Margarida Rebelo Pinto

O icebergue maldito

Rubrica "A vida como ela é", de Margarida Rebelo Pinto.

Uma mulher independente, que não precisa que um homem lhe pague as contas, é ainda vista com alguma desconfiança ou desconforto.

Há meia dúzia de anos ganhei o hábito de visitar um amigo que esteve sujeito a um internamento prolongado num hospital público de Lisboa. Às vezes basta um abraço, um mimo, uma piada divertida para alegrar quem está preso a uma cama, e, como nunca tive medo de hospitais, as visitas entraram na minha rotina. Numa tarde chuvosa, reparei na chegada de uma nova paciente à enfermaria. Tinha a cara feita num bolo, um colar cervical ortopédico, um braço engessado e a perna do lado oposto na mesma condição. Em voz baixa, perguntei ao meu amigo se tinha sido atropelada por um camião TIR. “Violência doméstica. Foi o marido, não morreu porque a polícia chegou a tempo.” Durante os dois meses seguintes, a senhora continuou internada.

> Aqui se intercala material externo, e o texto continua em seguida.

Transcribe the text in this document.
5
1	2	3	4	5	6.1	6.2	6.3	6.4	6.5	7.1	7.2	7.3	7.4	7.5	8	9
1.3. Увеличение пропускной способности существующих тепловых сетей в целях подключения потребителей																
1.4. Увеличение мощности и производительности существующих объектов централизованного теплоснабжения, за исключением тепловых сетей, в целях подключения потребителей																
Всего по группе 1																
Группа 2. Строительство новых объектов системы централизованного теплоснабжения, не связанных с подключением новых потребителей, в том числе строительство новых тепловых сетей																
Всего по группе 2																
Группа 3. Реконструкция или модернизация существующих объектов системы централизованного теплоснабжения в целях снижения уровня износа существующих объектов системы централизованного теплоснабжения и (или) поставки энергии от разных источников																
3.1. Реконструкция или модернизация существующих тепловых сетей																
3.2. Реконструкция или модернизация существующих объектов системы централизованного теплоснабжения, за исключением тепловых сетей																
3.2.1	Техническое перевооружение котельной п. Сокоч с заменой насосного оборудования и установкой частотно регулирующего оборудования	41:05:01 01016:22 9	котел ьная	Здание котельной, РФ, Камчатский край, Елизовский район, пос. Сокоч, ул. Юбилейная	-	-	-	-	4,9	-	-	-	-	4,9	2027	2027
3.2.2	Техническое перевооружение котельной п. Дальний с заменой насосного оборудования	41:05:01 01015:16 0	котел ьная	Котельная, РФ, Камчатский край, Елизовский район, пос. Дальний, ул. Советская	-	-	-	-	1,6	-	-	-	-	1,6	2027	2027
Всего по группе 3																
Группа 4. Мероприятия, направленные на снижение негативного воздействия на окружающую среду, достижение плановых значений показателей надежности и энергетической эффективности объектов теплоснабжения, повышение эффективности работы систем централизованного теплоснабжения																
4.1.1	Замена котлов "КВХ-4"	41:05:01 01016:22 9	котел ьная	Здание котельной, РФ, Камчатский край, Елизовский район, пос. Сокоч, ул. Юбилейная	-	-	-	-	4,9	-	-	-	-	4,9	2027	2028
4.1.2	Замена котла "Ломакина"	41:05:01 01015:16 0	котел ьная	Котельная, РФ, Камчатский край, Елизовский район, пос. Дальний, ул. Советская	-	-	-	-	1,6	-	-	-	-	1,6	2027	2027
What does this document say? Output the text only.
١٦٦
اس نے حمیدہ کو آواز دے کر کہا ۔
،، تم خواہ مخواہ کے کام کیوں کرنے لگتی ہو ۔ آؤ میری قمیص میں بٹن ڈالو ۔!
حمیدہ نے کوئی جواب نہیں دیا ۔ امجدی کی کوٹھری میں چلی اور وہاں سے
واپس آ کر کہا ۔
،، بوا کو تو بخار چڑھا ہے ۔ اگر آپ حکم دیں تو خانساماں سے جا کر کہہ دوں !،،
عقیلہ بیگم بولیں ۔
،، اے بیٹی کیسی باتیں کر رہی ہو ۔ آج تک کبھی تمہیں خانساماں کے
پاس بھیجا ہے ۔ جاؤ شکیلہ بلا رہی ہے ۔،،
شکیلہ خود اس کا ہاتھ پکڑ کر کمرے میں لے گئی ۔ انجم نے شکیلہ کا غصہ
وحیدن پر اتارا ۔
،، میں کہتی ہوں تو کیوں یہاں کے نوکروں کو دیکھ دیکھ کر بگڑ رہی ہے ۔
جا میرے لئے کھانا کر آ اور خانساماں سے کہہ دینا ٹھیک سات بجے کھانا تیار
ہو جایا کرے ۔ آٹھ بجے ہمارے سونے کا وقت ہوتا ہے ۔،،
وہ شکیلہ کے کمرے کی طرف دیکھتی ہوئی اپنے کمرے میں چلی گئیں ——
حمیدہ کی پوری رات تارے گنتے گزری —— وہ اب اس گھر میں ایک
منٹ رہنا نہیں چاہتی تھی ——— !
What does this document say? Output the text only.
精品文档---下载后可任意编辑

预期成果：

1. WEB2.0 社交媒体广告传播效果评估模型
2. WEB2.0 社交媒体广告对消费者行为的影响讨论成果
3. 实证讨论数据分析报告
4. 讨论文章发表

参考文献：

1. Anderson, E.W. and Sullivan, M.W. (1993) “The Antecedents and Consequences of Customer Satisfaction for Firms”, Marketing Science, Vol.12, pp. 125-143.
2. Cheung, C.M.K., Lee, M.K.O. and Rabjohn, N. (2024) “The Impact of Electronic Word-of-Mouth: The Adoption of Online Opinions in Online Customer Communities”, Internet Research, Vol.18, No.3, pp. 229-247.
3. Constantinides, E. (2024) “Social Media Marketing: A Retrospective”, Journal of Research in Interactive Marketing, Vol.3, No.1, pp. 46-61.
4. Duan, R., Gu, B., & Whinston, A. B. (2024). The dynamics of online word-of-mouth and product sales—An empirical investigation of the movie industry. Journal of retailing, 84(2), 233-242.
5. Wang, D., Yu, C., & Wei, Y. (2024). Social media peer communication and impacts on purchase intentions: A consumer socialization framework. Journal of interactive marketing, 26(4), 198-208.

Só nesta semana, uma mulher foi assassinada em Cascais à porta de casa pelo marido, outra está internada em estado crítico no Hospital de São João, no Porto, depois de ter sido baleada pelo marido do qual estava separada há alguns anos, e, em Valongo, uma mulher foi atingida na cabeça por um martelo empunhado pelo marido, que se suicidou depois de a julgar morta. Três maridos enlouquecidos de raiva, três casos que ilustram a pequeníssima ponta de um imenso e maldito icebergue. A APAV (Associação de Apoio à Vítima) regista mais de 50 casos de violência doméstica por dia. E o que acontece a todos os outros que ficam por saber? O estatuto de crime público é uma vitória porque obriga a que o processo corra, independentemente da vontade das partes, mas não chega, porque mudar a mentalidade machista, controladora, dominadora e castradora que impera do homem em relação à mulher é como carregar a pedra de Sísifo. Está enraizada aquela noção de posse legitimada pelo amor ou por uma união legal ou legalizada, espelhada em expressões como sou o teu homem, tu és minha, nas quais os pronomes possessivos se tornam abusivos. Entre marido e mulher não se mete a colher, lá em casa quem manda é ela, mas quem manda nela sou eu, fazem parte da nossa cultura popular como o galo de Barcelos ou a sardinha assada. Uma mulher independente, que não precisa que um homem lhe pague as contas, é ainda vista com alguma desconfiança ou desconforto. Tem a mania que é esperta, vai dar muito trabalho, não se consegue ter mão nela. E para quem se ilude, pensando que a violência doméstica só ocorre em meios economicamente desfavorecidos, recordo um episódio que assisti no início da década de 2000: um menino rico, pouco dado à inteligência, casou com uma amiga minha que quis controlar como se fosse sua propriedade. Quando ela saiu de casa, o pai dele recusou-se a promovê-lo na empresa familiar, alegando que, se não dava conta da própria mulher, como teria capacidade para gerir a construtora?

Além da denúncia imperativa, é obrigatório e urgente educarmos os nossos filhos para o respeito e o carinho, porque o futuro é deles. A questão de fundo é que não é com palavras, mas com ações que os formamos. De nada serve apregoar valores que não praticamos. A violência pode acabar com um tiro de revólver, mas começa com insultos, humilhações, gestos de desprezo e de negligência. A violência começa quando o respeito acaba e vai em crescendo, até ao ponto de o gesto de bater com a porta poder ser uma sentença de morte.